SFC already had a minor in public health, which had a great deal of interest. Adding a bachelor’s degree program in public health seemed a natural extension of the College’s health science programming, and it is a great launching point into a wide range of different professions. Also, in line with SFC’s Franciscan mission, it is responding to community need. Burdowski said Brooklyn is the perfect place for this program, with its great diversity and wide range of hospitals that impact different socioeconomic groups in New York City.

“We’re trying to fill a need in the New York City area, especially post-pandemic,” said Dr. Jennifer Lancaster, Vice-President for Academic Affairs and Academic Dean. “The healthcare industry, for a variety of reasons, took a huge hit, and we need to get some fresh legs and minds in that space to fill those spots.

“Think about what health means locally and globally,” she added. “It’s not just direct care with our nursing program or occupational therapy or physical therapy, but really focusing on wellness in the community.”

The B.S. degree program in public health prepares students with the knowledge and understanding of community and public health systems, issues and policies related to health promotion, health education and disease prevention in populations of all sizes. Students develop the competencies and skills necessary for positions in a variety of professional settings such as local, state and federal health and social service agencies, non-governmental and voluntary health organizations, healthcare and private industry.

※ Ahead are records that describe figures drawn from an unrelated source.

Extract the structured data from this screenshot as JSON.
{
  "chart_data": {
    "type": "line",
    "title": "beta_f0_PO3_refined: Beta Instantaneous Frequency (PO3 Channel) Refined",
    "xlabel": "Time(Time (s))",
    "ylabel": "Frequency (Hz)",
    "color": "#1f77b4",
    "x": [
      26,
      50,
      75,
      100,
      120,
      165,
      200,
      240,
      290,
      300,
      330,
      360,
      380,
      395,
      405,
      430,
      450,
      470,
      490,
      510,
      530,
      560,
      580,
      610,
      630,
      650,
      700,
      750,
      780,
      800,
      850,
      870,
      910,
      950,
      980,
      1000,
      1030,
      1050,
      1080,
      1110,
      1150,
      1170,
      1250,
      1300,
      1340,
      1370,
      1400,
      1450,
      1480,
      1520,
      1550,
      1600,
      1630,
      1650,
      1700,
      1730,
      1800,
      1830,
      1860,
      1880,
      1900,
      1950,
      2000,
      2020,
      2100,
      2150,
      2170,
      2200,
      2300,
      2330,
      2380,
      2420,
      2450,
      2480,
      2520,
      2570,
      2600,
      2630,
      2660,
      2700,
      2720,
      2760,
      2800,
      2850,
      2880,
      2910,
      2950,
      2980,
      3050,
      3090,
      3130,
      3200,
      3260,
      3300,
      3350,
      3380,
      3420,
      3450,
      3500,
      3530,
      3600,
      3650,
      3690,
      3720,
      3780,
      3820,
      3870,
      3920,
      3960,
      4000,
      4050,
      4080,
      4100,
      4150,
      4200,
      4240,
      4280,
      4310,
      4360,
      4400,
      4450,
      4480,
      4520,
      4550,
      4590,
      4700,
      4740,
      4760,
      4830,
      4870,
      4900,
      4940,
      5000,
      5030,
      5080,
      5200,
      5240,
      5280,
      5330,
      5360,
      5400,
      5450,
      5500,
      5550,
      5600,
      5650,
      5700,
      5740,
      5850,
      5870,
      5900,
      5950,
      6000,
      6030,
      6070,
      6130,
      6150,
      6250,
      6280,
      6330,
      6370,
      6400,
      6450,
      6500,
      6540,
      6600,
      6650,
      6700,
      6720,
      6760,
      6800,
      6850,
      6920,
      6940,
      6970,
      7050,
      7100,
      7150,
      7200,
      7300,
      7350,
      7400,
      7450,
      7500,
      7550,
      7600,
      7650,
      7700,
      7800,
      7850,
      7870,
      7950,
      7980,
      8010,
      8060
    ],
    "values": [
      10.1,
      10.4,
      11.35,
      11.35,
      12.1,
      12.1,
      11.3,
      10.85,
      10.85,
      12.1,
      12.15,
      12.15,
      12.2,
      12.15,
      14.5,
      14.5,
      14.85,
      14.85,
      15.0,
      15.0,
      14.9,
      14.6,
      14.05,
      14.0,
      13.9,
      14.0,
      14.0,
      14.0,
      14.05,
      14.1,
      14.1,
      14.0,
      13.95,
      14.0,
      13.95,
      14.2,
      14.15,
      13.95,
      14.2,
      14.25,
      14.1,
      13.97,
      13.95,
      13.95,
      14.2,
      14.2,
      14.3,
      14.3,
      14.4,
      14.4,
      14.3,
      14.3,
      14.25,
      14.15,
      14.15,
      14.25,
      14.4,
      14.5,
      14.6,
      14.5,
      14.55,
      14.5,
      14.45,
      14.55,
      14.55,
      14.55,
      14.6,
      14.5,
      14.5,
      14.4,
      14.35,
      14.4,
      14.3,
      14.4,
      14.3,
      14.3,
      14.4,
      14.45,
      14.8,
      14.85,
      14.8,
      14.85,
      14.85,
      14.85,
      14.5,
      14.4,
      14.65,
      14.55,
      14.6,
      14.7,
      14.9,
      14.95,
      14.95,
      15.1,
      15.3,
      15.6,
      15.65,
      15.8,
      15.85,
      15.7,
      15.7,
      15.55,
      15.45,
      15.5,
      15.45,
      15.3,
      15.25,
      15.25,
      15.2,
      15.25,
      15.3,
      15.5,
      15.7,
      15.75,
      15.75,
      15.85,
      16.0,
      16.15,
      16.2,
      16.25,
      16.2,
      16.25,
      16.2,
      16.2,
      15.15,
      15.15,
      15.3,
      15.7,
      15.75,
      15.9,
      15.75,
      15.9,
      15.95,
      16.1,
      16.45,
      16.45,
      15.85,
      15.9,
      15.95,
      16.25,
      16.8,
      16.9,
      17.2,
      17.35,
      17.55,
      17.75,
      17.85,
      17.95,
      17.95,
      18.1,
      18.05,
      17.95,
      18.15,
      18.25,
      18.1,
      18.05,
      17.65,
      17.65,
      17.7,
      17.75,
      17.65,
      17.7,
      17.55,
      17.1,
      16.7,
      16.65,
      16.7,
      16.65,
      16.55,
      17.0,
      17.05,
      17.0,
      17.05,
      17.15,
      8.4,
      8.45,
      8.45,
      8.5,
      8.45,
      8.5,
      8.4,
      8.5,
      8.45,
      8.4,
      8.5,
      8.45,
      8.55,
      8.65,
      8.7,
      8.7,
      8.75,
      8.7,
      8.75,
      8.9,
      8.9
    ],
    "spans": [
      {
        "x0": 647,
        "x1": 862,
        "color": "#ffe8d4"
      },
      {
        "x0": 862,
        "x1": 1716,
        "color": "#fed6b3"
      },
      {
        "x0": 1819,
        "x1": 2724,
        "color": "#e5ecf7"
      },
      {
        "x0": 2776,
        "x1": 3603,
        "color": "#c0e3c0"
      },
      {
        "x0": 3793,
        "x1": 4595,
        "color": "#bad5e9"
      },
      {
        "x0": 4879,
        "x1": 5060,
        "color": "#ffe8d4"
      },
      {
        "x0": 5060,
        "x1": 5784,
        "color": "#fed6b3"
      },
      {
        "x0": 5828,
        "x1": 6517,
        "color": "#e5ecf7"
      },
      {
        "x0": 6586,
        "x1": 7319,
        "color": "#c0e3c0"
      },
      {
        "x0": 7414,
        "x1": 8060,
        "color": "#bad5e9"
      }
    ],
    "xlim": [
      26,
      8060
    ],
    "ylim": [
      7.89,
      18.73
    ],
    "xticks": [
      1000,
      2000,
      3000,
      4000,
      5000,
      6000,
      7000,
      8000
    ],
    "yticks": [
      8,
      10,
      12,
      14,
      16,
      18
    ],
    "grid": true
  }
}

“The ability to understand the issues of public health is important to professional development for nearly all healthcare providers and policymakers,” said Burdowski. “A public health background is essential for how we care for various populations.”

The courses will address healthcare disparities, and students will work with underserved communities. Students study social, behavioral, environmental and cultural determinants of health and engage in courses related to health interventions in settings that serve these communities. Burdowski said new courses have been added, including LGBTQ issues and vaccine education.

The Public Health major is available fully online as well as in the College’s standard face-to-face/hybrid format, which provides flexibility. There is an internship requirement, and Burdowski anticipates broad-based internship opportunities, including research, around New York City for students.

Students completing this degree would be eligible for and strongly encouraged to take the Certified Health Education Specialist (CHES) exam.